The unexpected result found in Fig. 3 is that the relative terrace and step site intensities change as a function of Cu film thickness. The results of a Lorentzian fit of the spectra as a function of film thickness is shown in Figure 4. For the specific thickness of 4ML Cu, the step-site intensity reaches its maximum and then diminishes with further increase in thickness.
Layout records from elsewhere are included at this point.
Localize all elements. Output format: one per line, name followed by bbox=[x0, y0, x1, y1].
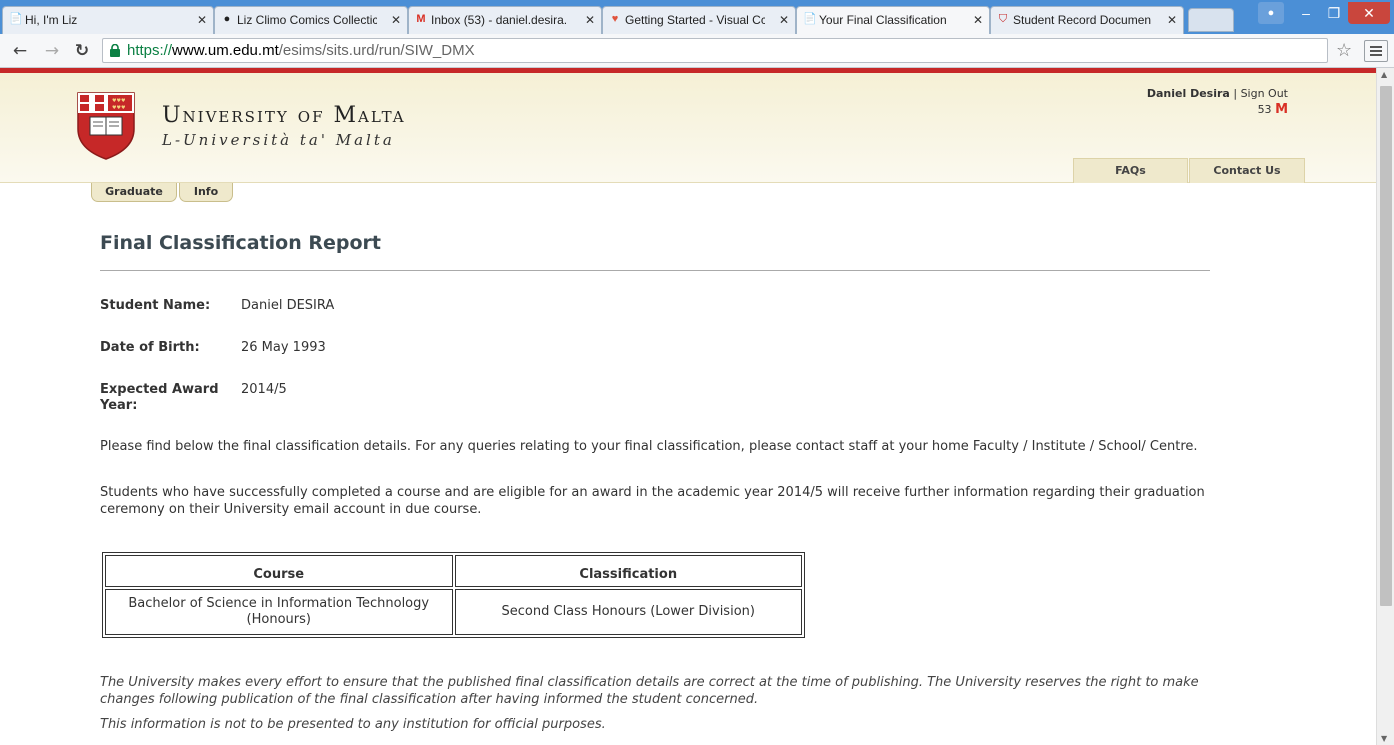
browser-tab-strip: 📄 Hi, I'm Liz ✕ ● Liz Climo Comics Colle… bbox=[0, 0, 1394, 34]
field-value: 26 May 1993 bbox=[241, 340, 326, 355]
bookmark-star-icon[interactable]: ☆ bbox=[1336, 40, 1352, 61]
tab-title: Your Final Classification bbox=[819, 13, 947, 27]
close-window-icon[interactable]: ✕ bbox=[1348, 2, 1390, 24]
page-title: Final Classification Report bbox=[100, 232, 381, 254]
browser-tab[interactable]: ● Liz Climo Comics Collectic ✕ bbox=[214, 6, 408, 34]
svg-text:♥♥♥: ♥♥♥ bbox=[112, 98, 126, 104]
mail-count-value: 53 bbox=[1257, 103, 1272, 116]
gmail-icon: M bbox=[1275, 102, 1288, 117]
page-viewport: ♥♥♥ ♥♥♥ University of Malta L-Università… bbox=[0, 68, 1376, 745]
browser-tab[interactable]: M Inbox (53) - daniel.desira. ✕ bbox=[408, 6, 602, 34]
tab-title: Student Record Documen bbox=[1013, 13, 1152, 27]
maximize-icon[interactable]: ❐ bbox=[1320, 2, 1348, 24]
tumblr-icon: ● bbox=[223, 13, 231, 25]
table-row: Bachelor of Science in Information Techn… bbox=[105, 589, 802, 635]
tab-title: Inbox (53) - daniel.desira. bbox=[431, 13, 568, 27]
scroll-up-icon[interactable]: ▲ bbox=[1381, 70, 1387, 79]
gmail-icon: M bbox=[416, 13, 426, 25]
separator: | bbox=[1233, 87, 1238, 100]
page-icon: 📄 bbox=[9, 13, 23, 25]
tab-graduate[interactable]: Graduate bbox=[91, 183, 177, 202]
close-icon[interactable]: ✕ bbox=[585, 7, 595, 33]
close-icon[interactable]: ✕ bbox=[197, 7, 207, 33]
heart-icon: ♥ bbox=[611, 13, 619, 25]
browser-toolbar: ← → ↻ https://www.um.edu.mt/esims/sits.u… bbox=[0, 34, 1394, 68]
vertical-scrollbar[interactable]: ▲ ▼ bbox=[1376, 68, 1394, 745]
reload-icon[interactable]: ↻ bbox=[72, 42, 92, 62]
course-cell: Bachelor of Science in Information Techn… bbox=[105, 589, 453, 635]
url-path: /esims/sits.urd/run/SIW_DMX bbox=[278, 42, 475, 59]
scrollbar-thumb[interactable] bbox=[1380, 86, 1392, 606]
crest-icon: ⛉ bbox=[998, 13, 1008, 25]
graduation-paragraph: Students who have successfully completed… bbox=[100, 485, 1205, 517]
official-use-note: This information is not to be presented … bbox=[100, 717, 606, 732]
browser-tab[interactable]: ⛉ Student Record Documen ✕ bbox=[990, 6, 1184, 34]
scroll-down-icon[interactable]: ▼ bbox=[1381, 734, 1387, 743]
user-name: Daniel Desira bbox=[1146, 87, 1230, 100]
close-icon[interactable]: ✕ bbox=[779, 7, 789, 33]
university-crest-logo: ♥♥♥ ♥♥♥ bbox=[77, 92, 135, 160]
tab-title: Hi, I'm Liz bbox=[25, 13, 78, 27]
mail-count[interactable]: 53 M bbox=[1258, 103, 1288, 117]
tab-title: Getting Started - Visual Cc bbox=[625, 13, 765, 27]
field-label: Date of Birth: bbox=[100, 340, 200, 355]
url-host: www.um.edu.mt bbox=[172, 42, 279, 59]
new-tab-button[interactable] bbox=[1188, 8, 1234, 32]
classification-table: Course Classification Bachelor of Scienc… bbox=[102, 552, 805, 638]
browser-tab-active[interactable]: 📄 Your Final Classification ✕ bbox=[796, 6, 990, 34]
user-icon[interactable]: ● bbox=[1258, 2, 1284, 24]
close-icon[interactable]: ✕ bbox=[1167, 7, 1177, 33]
field-label: Student Name: bbox=[100, 298, 211, 313]
tab-title: Liz Climo Comics Collectic bbox=[237, 13, 377, 27]
title-divider bbox=[100, 270, 1210, 271]
browser-tab[interactable]: ♥ Getting Started - Visual Cc ✕ bbox=[602, 6, 796, 34]
column-header-course: Course bbox=[105, 555, 453, 587]
university-subtitle: L-Università ta' Malta bbox=[162, 131, 395, 149]
forward-icon[interactable]: → bbox=[42, 42, 62, 62]
contact-us-link[interactable]: Contact Us bbox=[1189, 158, 1305, 183]
disclaimer-paragraph: The University makes every effort to ens… bbox=[100, 675, 1199, 707]
intro-paragraph: Please find below the final classificati… bbox=[100, 439, 1198, 454]
address-bar[interactable]: https://www.um.edu.mt/esims/sits.urd/run… bbox=[102, 38, 1328, 63]
close-icon[interactable]: ✕ bbox=[391, 7, 401, 33]
close-icon[interactable]: ✕ bbox=[973, 7, 983, 33]
menu-icon[interactable] bbox=[1364, 40, 1388, 62]
page-icon: 📄 bbox=[803, 13, 817, 25]
lock-icon bbox=[110, 44, 120, 57]
classification-cell: Second Class Honours (Lower Division) bbox=[454, 589, 802, 635]
svg-text:♥♥♥: ♥♥♥ bbox=[112, 105, 126, 111]
minimize-icon[interactable]: – bbox=[1292, 2, 1320, 24]
field-label: Expected Award Year: bbox=[100, 382, 219, 413]
faqs-link[interactable]: FAQs bbox=[1073, 158, 1188, 183]
browser-tab[interactable]: 📄 Hi, I'm Liz ✕ bbox=[2, 6, 214, 34]
field-value: Daniel DESIRA bbox=[241, 298, 335, 313]
field-value: 2014/5 bbox=[241, 382, 287, 397]
user-area: Daniel Desira | Sign Out 53 M bbox=[1147, 87, 1288, 117]
url-scheme: https:// bbox=[127, 42, 173, 59]
masthead: ♥♥♥ ♥♥♥ University of Malta L-Università… bbox=[0, 73, 1376, 183]
sign-out-link[interactable]: Sign Out bbox=[1241, 87, 1288, 100]
table-header-row: Course Classification bbox=[105, 555, 802, 587]
tab-info[interactable]: Info bbox=[179, 183, 233, 202]
column-header-classification: Classification bbox=[454, 555, 802, 587]
back-icon[interactable]: ← bbox=[10, 42, 30, 62]
university-name: University of Malta bbox=[162, 103, 406, 128]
This is also the thickness where the first MQW state crosses the Fermi level.  STM measurements showing similar step and defect densities for all film thicknesses studies rules out the possibility that this variation is due to surface thickness-dependant changes in morphology.

From the analysis given above it is very suggestive that by modulating electronic structure, QSEs play an important role both in oscillating changes of TPD peak T_d (as found in our earlier work) and in bonding site absorbance intensities of FTIR spectra. The specifics of how QSEs modify step and terrace absorbance intensities remain unclear and a more systematic study of the CO/Cu/fcc-Fe/Cu(100) system is required.  This will be a future direction of the research.